THE DEPARTMENT of Education is threatening to make more than 300 surplus teachers in second-level schools redundant this year unless teacher unions back the Croke Park deal.
The threat is made in “clarifications” on the deal provided by the department to two teaching unions yesterday.
The unions, the Teachers Union of Ireland (TUI) and the Association of Secondary Teachers Ireland (ASTI), rejected the Croke Park deal.
The department hopes to push through the redeployment of surplus teachers from next September.
Last month’s Budget announced the redeployment of 170 second-level teachers.
As a result of Budget changes, a further 160 teachers in the VEC sector are likely to be redeployed.
In all cases, a teacher could be reassigned to a school within a maximum radius of 50km from his/her existing school or home.
The Department of Education’s tough approach comes after they threatened to sack lecturers in the institutes of technology sector last year unless the TUI dropped its industrial action over the Croke Park deal.
In October, 84 per cent of TUI members voted to suspend industrial action after these threats.
In the coming weeks TUI and ASTI will ballot members on the “clarifications’’ circulated yesterday.
These tease out the various requirements under the Croke Park deal on public service reform.
This promises no pay cuts and compulsory job losses until 2014 in return for modernisation measures.
For teachers this means an extra 33 hours per year, extra supervision and new redeployment measures.
TUI and ASTI members voted down the Croke Park deal in large numbers after a recommendation to reject from both union executives.
The move put the unions out of line with other public service unions and the Irish National Teachers Organisation (INTO) which backed the Croke Park deal in June.
The ASTI, however, quickly suspended industrial action and returned to the negotiating table seeking clarifications on the deal.
The TUI followed suit in October.
An ASTI briefing document published yesterday says the outcome of the talks represents “the optimum achievable for members in the current negotiating climate’’.

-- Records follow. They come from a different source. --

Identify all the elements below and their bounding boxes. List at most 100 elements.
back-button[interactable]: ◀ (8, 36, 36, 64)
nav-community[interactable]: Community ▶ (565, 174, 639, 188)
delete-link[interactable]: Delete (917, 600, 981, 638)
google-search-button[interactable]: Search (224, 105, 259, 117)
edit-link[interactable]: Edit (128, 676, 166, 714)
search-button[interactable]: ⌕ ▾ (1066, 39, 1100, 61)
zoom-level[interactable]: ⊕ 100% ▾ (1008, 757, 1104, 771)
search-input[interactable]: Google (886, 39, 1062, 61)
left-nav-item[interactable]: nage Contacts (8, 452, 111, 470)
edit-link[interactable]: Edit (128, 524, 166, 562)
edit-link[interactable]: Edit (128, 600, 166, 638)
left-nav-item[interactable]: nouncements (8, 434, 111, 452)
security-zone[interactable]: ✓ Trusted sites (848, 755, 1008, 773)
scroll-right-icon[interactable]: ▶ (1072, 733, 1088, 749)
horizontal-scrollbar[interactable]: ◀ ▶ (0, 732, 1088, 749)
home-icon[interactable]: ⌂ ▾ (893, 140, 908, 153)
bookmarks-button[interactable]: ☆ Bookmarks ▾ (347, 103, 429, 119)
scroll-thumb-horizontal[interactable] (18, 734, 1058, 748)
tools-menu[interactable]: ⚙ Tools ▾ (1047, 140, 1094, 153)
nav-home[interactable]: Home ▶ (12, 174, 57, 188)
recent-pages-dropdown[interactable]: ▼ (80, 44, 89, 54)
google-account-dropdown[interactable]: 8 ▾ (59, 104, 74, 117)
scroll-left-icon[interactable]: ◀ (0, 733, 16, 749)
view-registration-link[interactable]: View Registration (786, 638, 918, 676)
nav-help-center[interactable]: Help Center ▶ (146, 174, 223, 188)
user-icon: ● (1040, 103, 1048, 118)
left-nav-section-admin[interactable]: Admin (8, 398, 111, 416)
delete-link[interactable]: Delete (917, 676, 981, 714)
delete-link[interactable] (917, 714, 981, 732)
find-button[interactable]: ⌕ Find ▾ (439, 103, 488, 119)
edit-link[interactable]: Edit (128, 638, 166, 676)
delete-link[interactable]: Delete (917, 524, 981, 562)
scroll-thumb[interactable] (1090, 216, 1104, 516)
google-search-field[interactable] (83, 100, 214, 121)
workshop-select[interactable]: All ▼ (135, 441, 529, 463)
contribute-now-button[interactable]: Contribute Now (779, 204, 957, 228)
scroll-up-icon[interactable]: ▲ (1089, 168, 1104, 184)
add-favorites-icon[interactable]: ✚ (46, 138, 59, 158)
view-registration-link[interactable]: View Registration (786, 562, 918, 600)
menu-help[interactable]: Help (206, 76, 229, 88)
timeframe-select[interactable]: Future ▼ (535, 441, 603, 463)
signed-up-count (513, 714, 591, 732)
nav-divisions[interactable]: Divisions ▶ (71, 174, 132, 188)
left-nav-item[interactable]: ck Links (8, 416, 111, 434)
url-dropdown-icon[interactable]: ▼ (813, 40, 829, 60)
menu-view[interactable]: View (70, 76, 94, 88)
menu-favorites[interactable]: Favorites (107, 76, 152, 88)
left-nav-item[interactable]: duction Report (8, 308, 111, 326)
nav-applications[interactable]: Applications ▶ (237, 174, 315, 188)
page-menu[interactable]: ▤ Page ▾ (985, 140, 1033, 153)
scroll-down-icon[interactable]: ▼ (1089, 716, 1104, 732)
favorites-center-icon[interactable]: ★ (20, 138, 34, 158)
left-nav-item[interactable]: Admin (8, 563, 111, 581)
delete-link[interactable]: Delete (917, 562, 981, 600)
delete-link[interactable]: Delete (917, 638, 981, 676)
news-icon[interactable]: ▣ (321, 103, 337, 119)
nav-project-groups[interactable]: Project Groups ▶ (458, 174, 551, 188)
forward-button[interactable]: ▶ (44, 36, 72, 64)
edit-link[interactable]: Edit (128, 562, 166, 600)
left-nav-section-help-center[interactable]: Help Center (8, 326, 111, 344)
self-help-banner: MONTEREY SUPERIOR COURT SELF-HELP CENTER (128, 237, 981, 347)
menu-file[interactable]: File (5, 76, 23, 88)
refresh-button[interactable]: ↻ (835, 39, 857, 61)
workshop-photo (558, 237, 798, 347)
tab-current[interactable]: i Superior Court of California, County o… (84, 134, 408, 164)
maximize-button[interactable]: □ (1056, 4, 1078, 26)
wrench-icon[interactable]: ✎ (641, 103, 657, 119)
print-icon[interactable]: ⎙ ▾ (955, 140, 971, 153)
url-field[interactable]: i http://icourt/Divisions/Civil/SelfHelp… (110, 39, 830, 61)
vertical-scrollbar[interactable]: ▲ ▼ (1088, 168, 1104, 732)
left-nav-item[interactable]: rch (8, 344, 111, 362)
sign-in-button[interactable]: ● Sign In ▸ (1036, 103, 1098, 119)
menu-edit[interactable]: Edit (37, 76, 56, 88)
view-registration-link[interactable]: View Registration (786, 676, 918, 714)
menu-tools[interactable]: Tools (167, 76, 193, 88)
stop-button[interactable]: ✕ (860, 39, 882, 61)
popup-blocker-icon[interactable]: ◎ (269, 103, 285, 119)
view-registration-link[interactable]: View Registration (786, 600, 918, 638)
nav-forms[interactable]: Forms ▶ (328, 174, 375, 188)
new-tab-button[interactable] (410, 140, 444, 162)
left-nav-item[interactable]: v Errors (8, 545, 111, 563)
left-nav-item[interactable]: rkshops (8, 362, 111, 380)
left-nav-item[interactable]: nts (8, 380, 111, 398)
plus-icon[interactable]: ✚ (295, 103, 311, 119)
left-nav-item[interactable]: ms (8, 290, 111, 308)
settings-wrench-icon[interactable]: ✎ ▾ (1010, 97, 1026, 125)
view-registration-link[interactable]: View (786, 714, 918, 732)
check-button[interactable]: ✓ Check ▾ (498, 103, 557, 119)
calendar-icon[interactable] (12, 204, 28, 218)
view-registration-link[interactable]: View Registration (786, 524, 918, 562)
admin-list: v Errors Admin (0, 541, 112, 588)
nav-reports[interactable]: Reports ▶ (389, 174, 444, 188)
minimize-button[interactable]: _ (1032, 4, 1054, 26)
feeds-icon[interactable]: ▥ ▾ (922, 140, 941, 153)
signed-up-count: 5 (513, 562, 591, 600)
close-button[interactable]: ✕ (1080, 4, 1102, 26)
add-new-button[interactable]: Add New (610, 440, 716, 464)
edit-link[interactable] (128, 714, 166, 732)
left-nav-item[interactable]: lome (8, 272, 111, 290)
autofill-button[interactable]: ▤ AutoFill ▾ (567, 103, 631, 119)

Key features of the clarifications include:
1. School management may designate the use of the 33 hours to provide additional time for school planning and policy development, staff meetings, parent-teacher meetings, induction, in-service on new programmes or syllabi, approved school-arranged inservice/professional development, appropriate further education activities and substitution and supervision;
2. The hours must only be used for the purposes listed. Only as a last resort, when the hours are not used for the listed purposes, can they be used for supervision and substitution;
3. There must be consultation with all staff when the school is deciding how to use and schedule the 33 hours;
4. Parent-teacher meetings currently held within school time may now take place outside school time;
5. Where a teacher has been “freed up” because a colleague teacher has taken his/her class away, that teacher may be reassigned to supervise the class(es) of the colleague teacher only;
6. Pension: A guarantee remains that a retirement lump sum will be based on “uncut” salary for those who retire before February 2012.
Meanwhile, the farm advisory agency Teagasc is seeking Government approval to shed about 100 jobs as part of a new voluntary early retirement scheme.
The agency said yesterday that such a scheme would cost some €6.4 million, to be paid by the exchequer.
If approved by the Cabinet such an arrangement would represent the second such scheme in the public service in recent months.
In a statement yesterday, Teagasc said the Government was setting employment numbers for all organisations, with an overall decrease of 25,000 in public service numbers over the next four years.
“For Teagasc this involves a 10 per cent reduction in staff numbers, and the organisation is anxious to implement this with the minimum detrimental effect on its frontline services.
“For example, Teagasc are making a case for no further reductions in the number of frontline advisers as any further reduction in numbers would have a severe impact on the service provided,” said the advisory agency.
“Therefore Teagasc has put in a request to Government for a voluntary early retirement scheme for 100 non-frontline staff,” the statemend said.
“In the proposal the estimated cost is €6.4 million, to be funded from the central exchequer,” continued the statement.